"It's Fine to Marry Your Cousin as Long As You Know the Risks You're Taking"

It would be one thing if first cousins marry & don't have children together. It's another if first cousins marry & have children together, & that continues through the generations. Eventually - like the Romanovs - you start getting hemophilia & other congenital defects.

Each society/culture decides how much they want to gamble with the genetic dice (how much inbreeding to tolerate) - but when education/training is at a premium - I think it's wasteful to educate/train individuals whose bloodlines become weaker with time, instead of stronger.

The Islamic countries/cultures with the largest population bases seem to hardly value women, other than as housekeepers & brood mares. I don't know much about Islamic courtship practices - is it an issue of How do you meet elegible women? Does anyone know?
Back breeding is common practice in livestock, it can improve a herd....however in livestock you get to cull the defectives.
 
....however in livestock you get to cull the defectives.

In humans the mom has to devote her entire life to caring for the defective, while the father runs out on her and finds another woman.

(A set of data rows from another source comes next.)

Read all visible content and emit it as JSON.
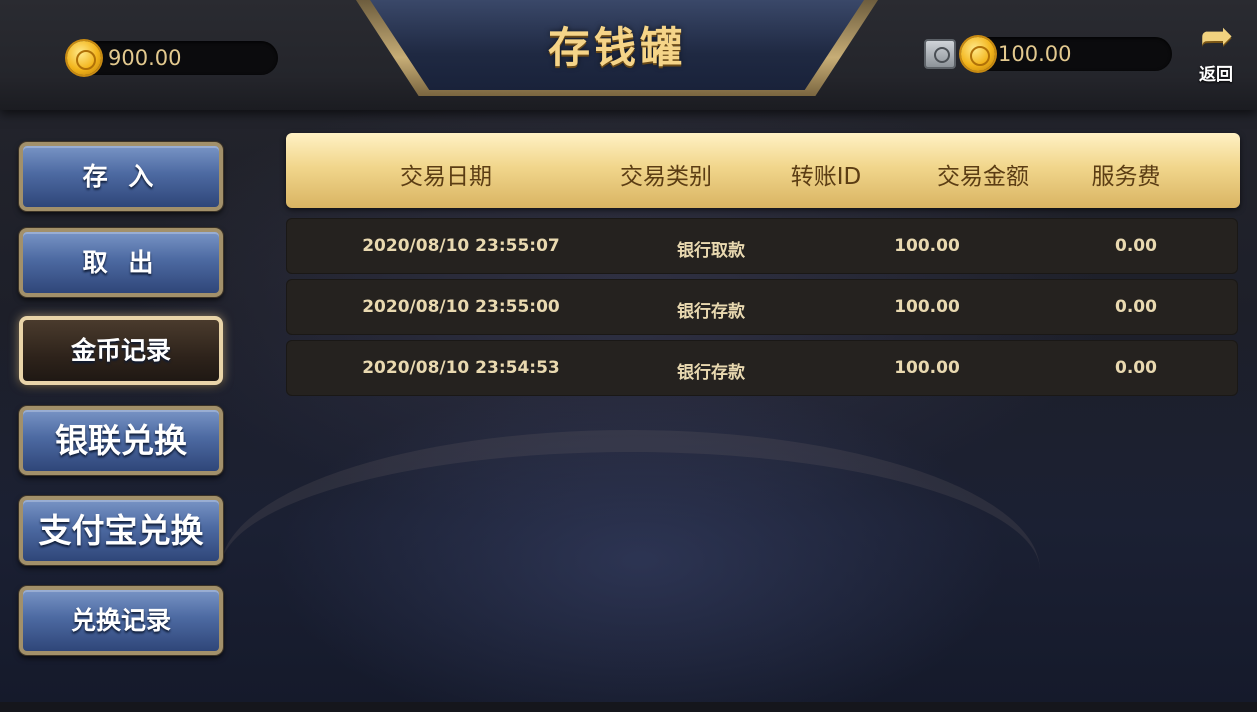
{
  "header": {
    "title": "存钱罐",
    "wallet_balance": "900.00",
    "bank_balance": "100.00",
    "back_label": "返回"
  },
  "menu": [
    {
      "label": "存 入",
      "active": false
    },
    {
      "label": "取 出",
      "active": false
    },
    {
      "label": "金币记录",
      "active": true
    },
    {
      "label": "银联兑换",
      "active": false
    },
    {
      "label": "支付宝兑换",
      "active": false
    },
    {
      "label": "兑换记录",
      "active": false
    }
  ],
  "table": {
    "columns": [
      "交易日期",
      "交易类别",
      "转账ID",
      "交易金额",
      "服务费"
    ],
    "rows": [
      {
        "date": "2020/08/10 23:55:07",
        "type": "银行取款",
        "transfer_id": "",
        "amount": "100.00",
        "fee": "0.00"
      },
      {
        "date": "2020/08/10 23:55:00",
        "type": "银行存款",
        "transfer_id": "",
        "amount": "100.00",
        "fee": "0.00"
      },
      {
        "date": "2020/08/10 23:54:53",
        "type": "银行存款",
        "transfer_id": "",
        "amount": "100.00",
        "fee": "0.00"
      }
    ]
  },
  "colors": {
    "gold_text": "#f5d488",
    "header_gold": "#f1d68c",
    "button_blue": "#4d6aa2",
    "row_bg": "#25221f"
  },
  "icons": [
    "coin-icon",
    "safe-icon",
    "back-arrow-icon"
  ]
}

Probably better for women to avoid all that as much as possible.
 
Other groups that have a lot of trouble with inbreeding defects are Amish and fundamentalist Mormons. That polygamy with their uncles and half-brothers results in a lot of Mormon retardation and serious handicaps.

Charles II of Spain, the last of the Spanish Hapsburg rulers, and the poster boy for inbreeding being a bad idea.

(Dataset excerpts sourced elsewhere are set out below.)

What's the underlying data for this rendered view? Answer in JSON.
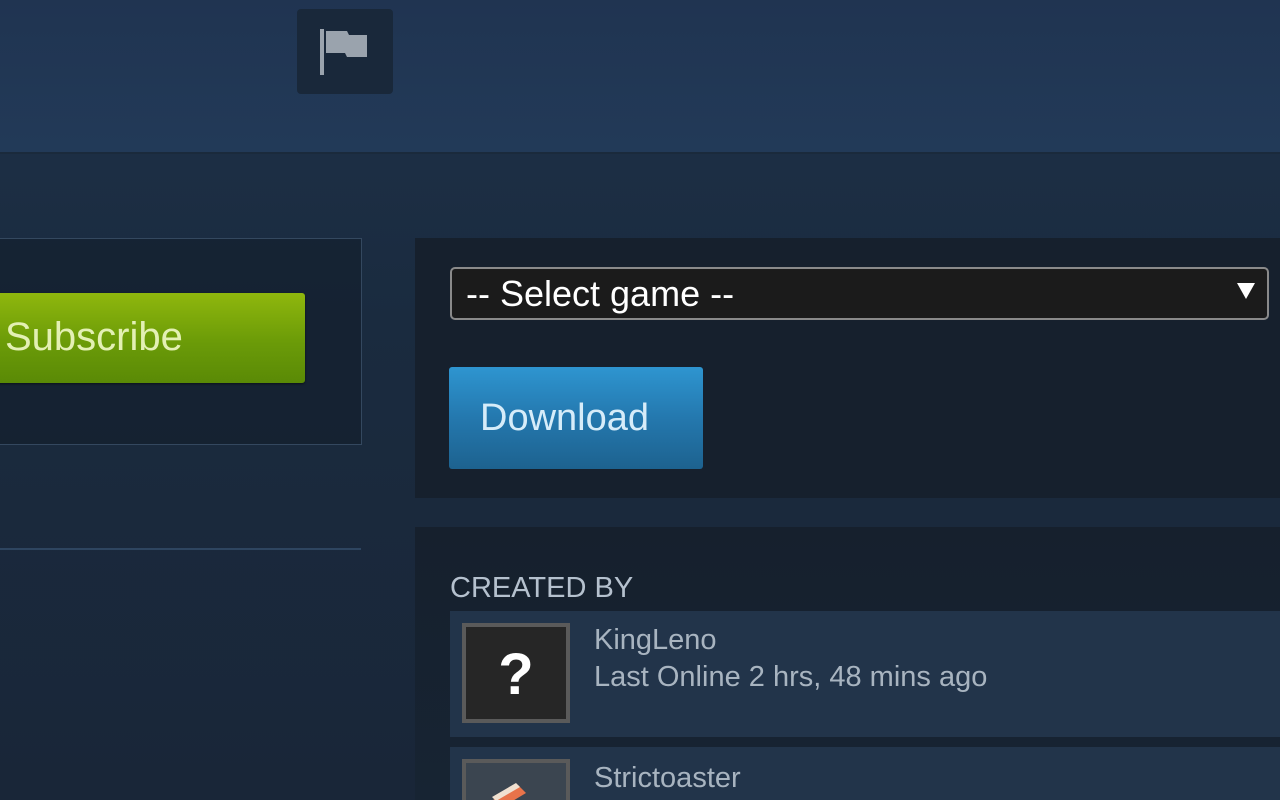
{
  "header": {
    "flag_icon": "flag-icon"
  },
  "subscribe": {
    "label": "Subscribe",
    "color": "#7aa60a"
  },
  "download_panel": {
    "select": {
      "selected": "-- Select game --"
    },
    "download_label": "Download",
    "download_color": "#2a85c0"
  },
  "created_by": {
    "heading": "CREATED BY",
    "authors": [
      {
        "name": "KingLeno",
        "status": "Last Online 2 hrs, 48 mins ago",
        "avatar_icon": "question-mark-avatar"
      },
      {
        "name": "Strictoaster",
        "avatar_icon": "user-avatar"
      }
    ]
  }
}
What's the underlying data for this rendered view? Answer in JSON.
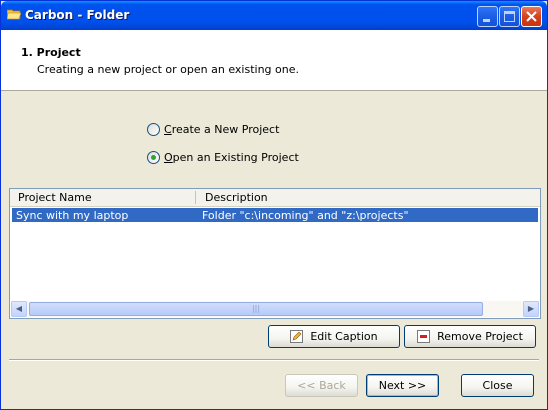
{
  "window": {
    "title": "Carbon - Folder"
  },
  "header": {
    "title": "1. Project",
    "subtitle": "Creating a new project or open an existing one."
  },
  "options": [
    {
      "label": "Create a New Project",
      "selected": false
    },
    {
      "label": "Open an Existing Project",
      "selected": true
    }
  ],
  "projects_table": {
    "columns": [
      "Project Name",
      "Description"
    ],
    "rows": [
      {
        "name": "Sync with my laptop",
        "description": "Folder \"c:\\incoming\" and \"z:\\projects\"",
        "selected": true
      }
    ]
  },
  "actions": {
    "edit_caption": "Edit Caption",
    "remove_project": "Remove Project"
  },
  "footer": {
    "back": "<< Back",
    "next": "Next >>",
    "close": "Close"
  },
  "icons": {
    "app": "folder-icon",
    "minimize": "minimize-icon",
    "maximize": "maximize-icon",
    "close": "close-icon",
    "edit": "pencil-icon",
    "remove": "remove-icon"
  },
  "colors": {
    "title_bar": "#0054e3",
    "selection": "#316ac5",
    "window_bg": "#ece9d8"
  }
}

Juan_de_Miranda_Carreno_002.jpg


Charles II of Spain - Wikipedia, the free encyclopedia

Dating to approximately the year 1550, outbreeding in Charles II's lineage had ceased (see also pedigree collapse). From then on, all his ancestors were in one way or another descendants of Joanna and Philip I of Castile, and among these just the royal houses of Spain, Austria and Bavaria. Charles II's genome was actually more homozygous than that of an average child whose parents are siblings.[2] He was born physically and mentally disabled, and disfigured. Possibly through affliction with mandibular prognathism, he was unable to chew. His tongue was so large that his speech could barely be understood, and he frequently drooled. It has been suggested that he suffered from the endocrine disease acromegaly, or his inbred lineage may have led to a combination of rare genetic disorders such as combined pituitary hormone deficiency and distal renal tubular acidosis.
 
Other groups that have a lot of trouble with inbreeding defects are Amish and fundamentalist Mormons. That polygamy with their uncles and half-brothers results in a lot of Mormon retardation and serious handicaps.

Charles II of Spain, the last of the Spanish Hapsburg rulers, and the poster boy for inbreeding being a bad idea.

Juan_de_Miranda_Carreno_002.jpg


Charles II of Spain - Wikipedia, the free encyclopedia

Dating to approximately the year 1550, outbreeding in Charles II's lineage had ceased (see also pedigree collapse). From then on, all his ancestors were in one way or another descendants of Joanna and Philip I of Castile, and among these just the royal houses of Spain, Austria and Bavaria. Charles II's genome was actually more homozygous than that of an average child whose parents are siblings.[2] He was born physically and mentally disabled, and disfigured. Possibly through affliction with mandibular prognathism, he was unable to chew. His tongue was so large that his speech could barely be understood, and he frequently drooled. It has been suggested that he suffered from the endocrine disease acromegaly, or his inbred lineage may have led to a combination of rare genetic disorders such as combined pituitary hormone deficiency and distal renal tubular acidosis.


Yes! The Hapsburgs were a great example.

A lesser but very severe example of deleterious royal inbreeding was the hemophilia of much of the royal families of Europe probably from Victoria's line.